Esa trama de superación personal se articula como cualquier telefilme habitual en la sobremesa procedente de los innumerables estudios televisivos estadounidenses que siguen bebiendo en fuente semejante todavía al Selecciones del Readers Digest en los que la falta de profundidad es casi un sello identificador, y es ahí donde pierde fuelle esta película en mi opinión.
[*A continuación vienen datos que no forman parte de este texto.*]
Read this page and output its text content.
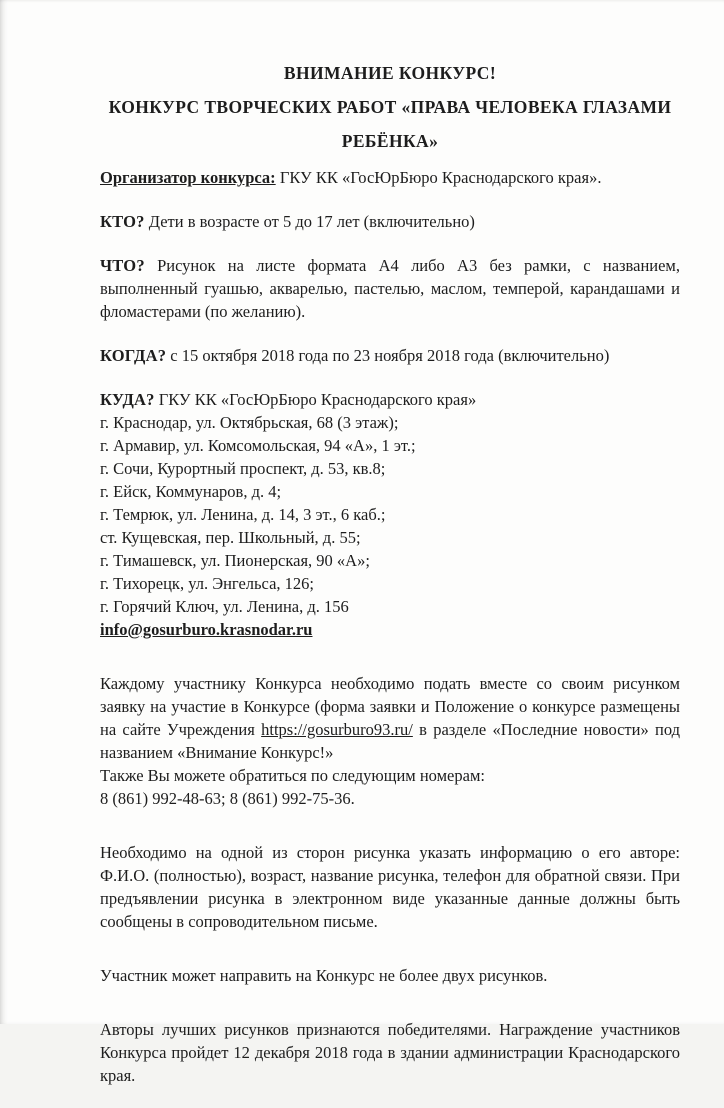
ВНИМАНИЕ КОНКУРС!
КОНКУРС ТВОРЧЕСКИХ РАБОТ «ПРАВА ЧЕЛОВЕКА ГЛАЗАМИ РЕБЁНКА»

Организатор конкурса: ГКУ КК «ГосЮрБюро Краснодарского края».

КТО? Дети в возрасте от 5 до 17 лет (включительно)

ЧТО? Рисунок на листе формата А4 либо А3 без рамки, с названием, выполненный гуашью, акварелью, пастелью, маслом, темперой, карандашами и фломастерами (по желанию).

КОГДА? с 15 октября 2018 года по 23 ноября 2018 года (включительно)

КУДА? ГКУ КК «ГосЮрБюро Краснодарского края»

г. Краснодар, ул. Октябрьская, 68 (3 этаж);
г. Армавир, ул. Комсомольская, 94 «А», 1 эт.;
г. Сочи, Курортный проспект, д. 53, кв.8;
г. Ейск, Коммунаров, д. 4;
г. Темрюк, ул. Ленина, д. 14, 3 эт., 6 каб.;
ст. Кущевская, пер. Школьный, д. 55;
г. Тимашевск, ул. Пионерская, 90 «А»;
г. Тихорецк, ул. Энгельса, 126;
г. Горячий Ключ, ул. Ленина, д. 156
info@gosurburo.krasnodar.ru

Каждому участнику Конкурса необходимо подать вместе со своим рисунком заявку на участие в Конкурсе (форма заявки и Положение о конкурсе размещены на сайте Учреждения https://gosurburo93.ru/ в разделе «Последние новости» под названием «Внимание Конкурс!»

Также Вы можете обратиться по следующим номерам:

8 (861) 992-48-63; 8 (861) 992-75-36.

Необходимо на одной из сторон рисунка указать информацию о его авторе: Ф.И.О. (полностью), возраст, название рисунка, телефон для обратной связи. При предъявлении рисунка в электронном виде указанные данные должны быть сообщены в сопроводительном письме.

Участник может направить на Конкурс не более двух рисунков.

Авторы лучших рисунков признаются победителями. Награждение участников Конкурса пройдет 12 декабря 2018 года в здании администрации Краснодарского края.
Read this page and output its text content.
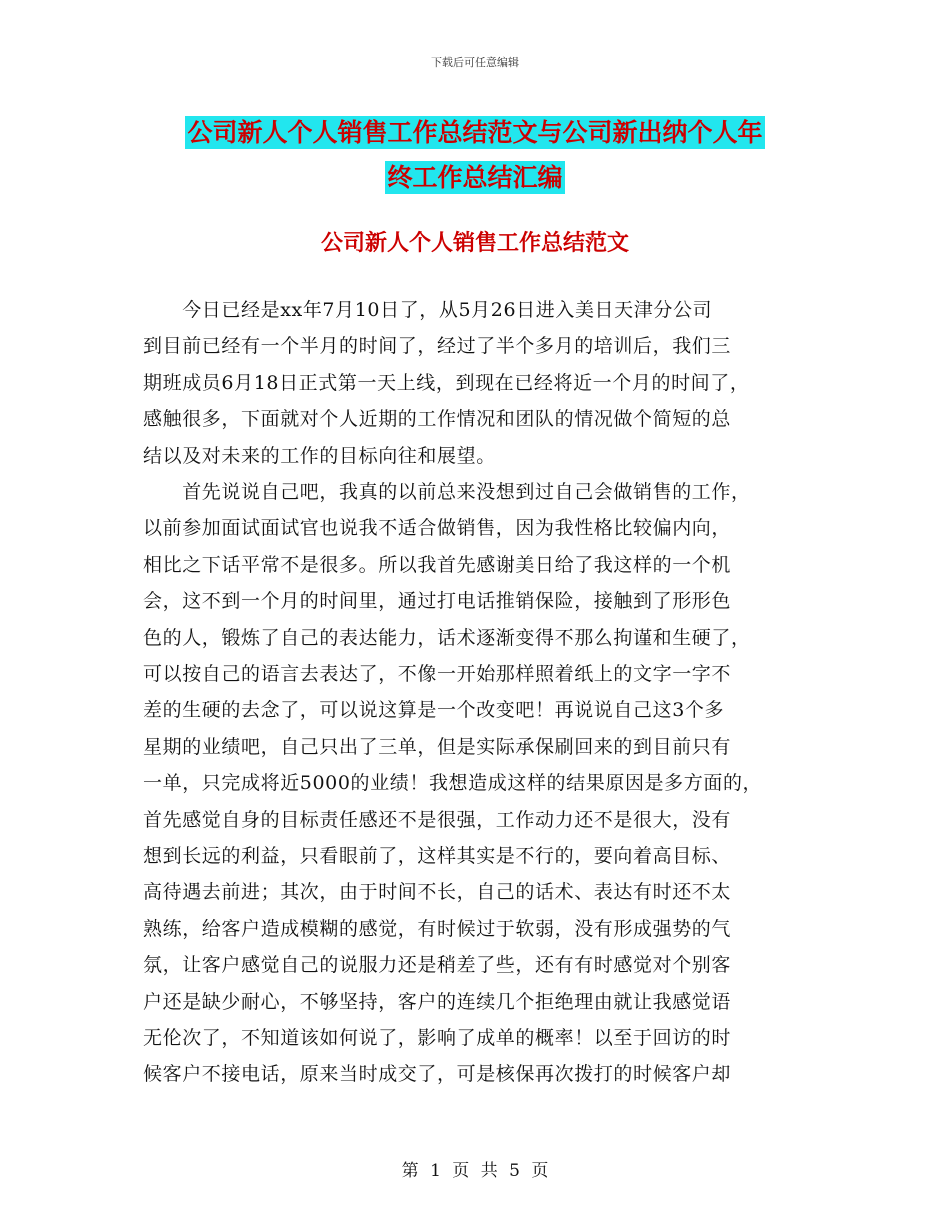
下载后可任意编辑
公司新人个人销售工作总结范文与公司新出纳个人年
终工作总结汇编
公司新人个人销售工作总结范文
　　今日已经是xx年7月10日了，从5月26日进入美日天津分公司
到目前已经有一个半月的时间了，经过了半个多月的培训后，我们三
期班成员6月18日正式第一天上线，到现在已经将近一个月的时间了，
感触很多，下面就对个人近期的工作情况和团队的情况做个简短的总
结以及对未来的工作的目标向往和展望。
　　首先说说自己吧，我真的以前总来没想到过自己会做销售的工作，
以前参加面试面试官也说我不适合做销售，因为我性格比较偏内向，
相比之下话平常不是很多。所以我首先感谢美日给了我这样的一个机
会，这不到一个月的时间里，通过打电话推销保险，接触到了形形色
色的人，锻炼了自己的表达能力，话术逐渐变得不那么拘谨和生硬了，
可以按自己的语言去表达了，不像一开始那样照着纸上的文字一字不
差的生硬的去念了，可以说这算是一个改变吧！再说说自己这3个多
星期的业绩吧，自己只出了三单，但是实际承保刷回来的到目前只有
一单，只完成将近5000的业绩！我想造成这样的结果原因是多方面的，
首先感觉自身的目标责任感还不是很强，工作动力还不是很大，没有
想到长远的利益，只看眼前了，这样其实是不行的，要向着高目标、
高待遇去前进；其次，由于时间不长，自己的话术、表达有时还不太
熟练，给客户造成模糊的感觉，有时候过于软弱，没有形成强势的气
氛，让客户感觉自己的说服力还是稍差了些，还有有时感觉对个别客
户还是缺少耐心，不够坚持，客户的连续几个拒绝理由就让我感觉语
无伦次了，不知道该如何说了，影响了成单的概率！以至于回访的时
候客户不接电话，原来当时成交了，可是核保再次拨打的时候客户却
第 1 页 共 5 页
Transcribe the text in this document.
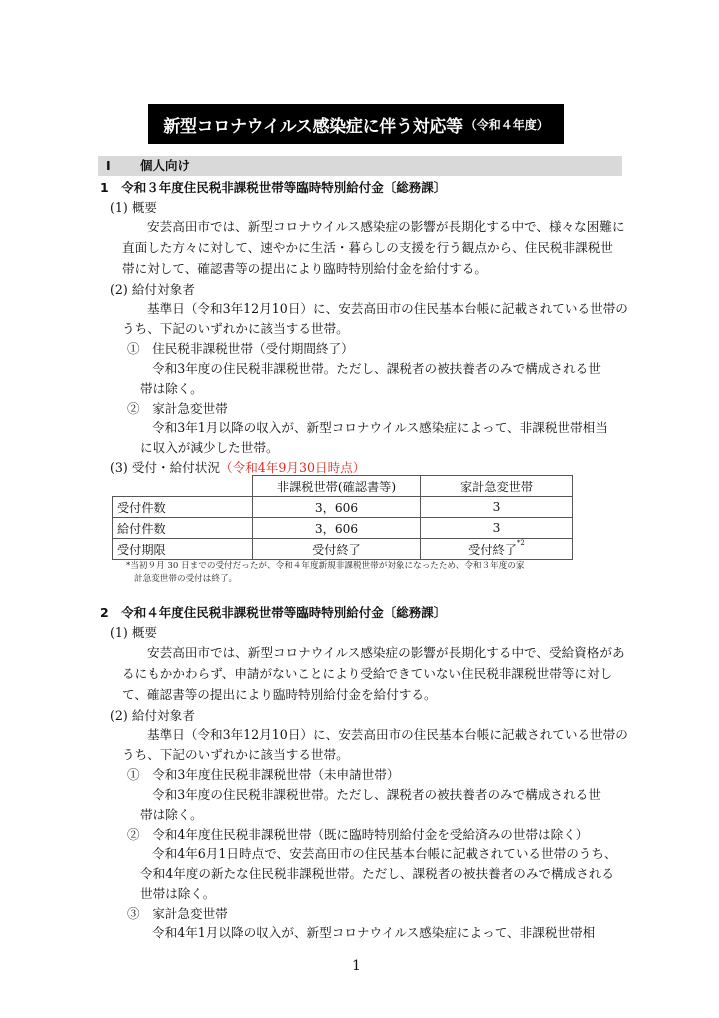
新型コロナウイルス感染症に伴う対応等 （令和４年度）
Ⅰ 個人向け
1　令和３年度住民税非課税世帯等臨時特別給付金〔総務課〕
(1) 概要
安芸高田市では、新型コロナウイルス感染症の影響が長期化する中で、様々な困難に
直面した方々に対して、速やかに生活・暮らしの支援を行う観点から、住民税非課税世
帯に対して、確認書等の提出により臨時特別給付金を給付する。
(2) 給付対象者
基準日（令和3年12月10日）に、安芸高田市の住民基本台帳に記載されている世帯の
うち、下記のいずれかに該当する世帯。
①　住民税非課税世帯（受付期間終了）
令和3年度の住民税非課税世帯。ただし、課税者の被扶養者のみで構成される世
帯は除く。
②　家計急変世帯
令和3年1月以降の収入が、新型コロナウイルス感染症によって、非課税世帯相当
に収入が減少した世帯。
(3) 受付・給付状況（令和4年9月30日時点）
	非課税世帯(確認書等)	家計急変世帯
受付件数	3，606	3
給付件数	3，606	3
受付期限	受付終了	受付終了$^{*2}$
*当初９月 30 日までの受付だったが、令和４年度新規非課税世帯が対象になったため、令和３年度の家
計急変世帯の受付は終了。
2　令和４年度住民税非課税世帯等臨時特別給付金〔総務課〕
(1) 概要
安芸高田市では、新型コロナウイルス感染症の影響が長期化する中で、受給資格があ
るにもかかわらず、申請がないことにより受給できていない住民税非課税世帯等に対し
て、確認書等の提出により臨時特別給付金を給付する。
(2) 給付対象者
基準日（令和3年12月10日）に、安芸高田市の住民基本台帳に記載されている世帯の
うち、下記のいずれかに該当する世帯。
①　令和3年度住民税非課税世帯（未申請世帯）
令和3年度の住民税非課税世帯。ただし、課税者の被扶養者のみで構成される世
帯は除く。
②　令和4年度住民税非課税世帯（既に臨時特別給付金を受給済みの世帯は除く）
令和4年6月1日時点で、安芸高田市の住民基本台帳に記載されている世帯のうち、
令和4年度の新たな住民税非課税世帯。ただし、課税者の被扶養者のみで構成される
世帯は除く。
③　家計急変世帯
令和4年1月以降の収入が、新型コロナウイルス感染症によって、非課税世帯相
1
Hooper demuestra conocer su oficio proporcionándonos algunas escenas bien resueltas contando siempre con la intervención afortunada del camarógrafo Danny Cohen que utiliza unos objetivos muy adecuados, sean teleobjetivos para comprimir la niebla londinense y procurar intimidad pública a los personajes, sean grandes angulares con poca distorsión para representar la soledad del personaje frente a una multitud expectante. Le falta sin embargo a Hooper un punto de sencillez cuando en un travelling en vez de dejarlo transcurrir dando continuidad se dedica a fraccionarlo dando trabajo a la moviola de Tariq Anwar quedando una apariencia más televisiva que cinematográfica, salvo por la excelencia del apartado artístico, como siempre en producciones británicas, de primer nivel, en esta ocasión de la mano de Netty Chapman.

Me ha parecido pues una película interesante sobre todo para disfrutar de las buenísimas interpretaciones de los intervinientes, aunque la sensación, pasados unos días de su visionado y rememorada con calma, es que se trata de un mero divertimento, un ejercicio circense que tampoco requiere mayor esfuerzo: ni para interpretarlo, ni para disfrutarlo, acabando por ser olvidable ya que los personajes que viven en pantalla fenecen al encenderse las luces de la platea.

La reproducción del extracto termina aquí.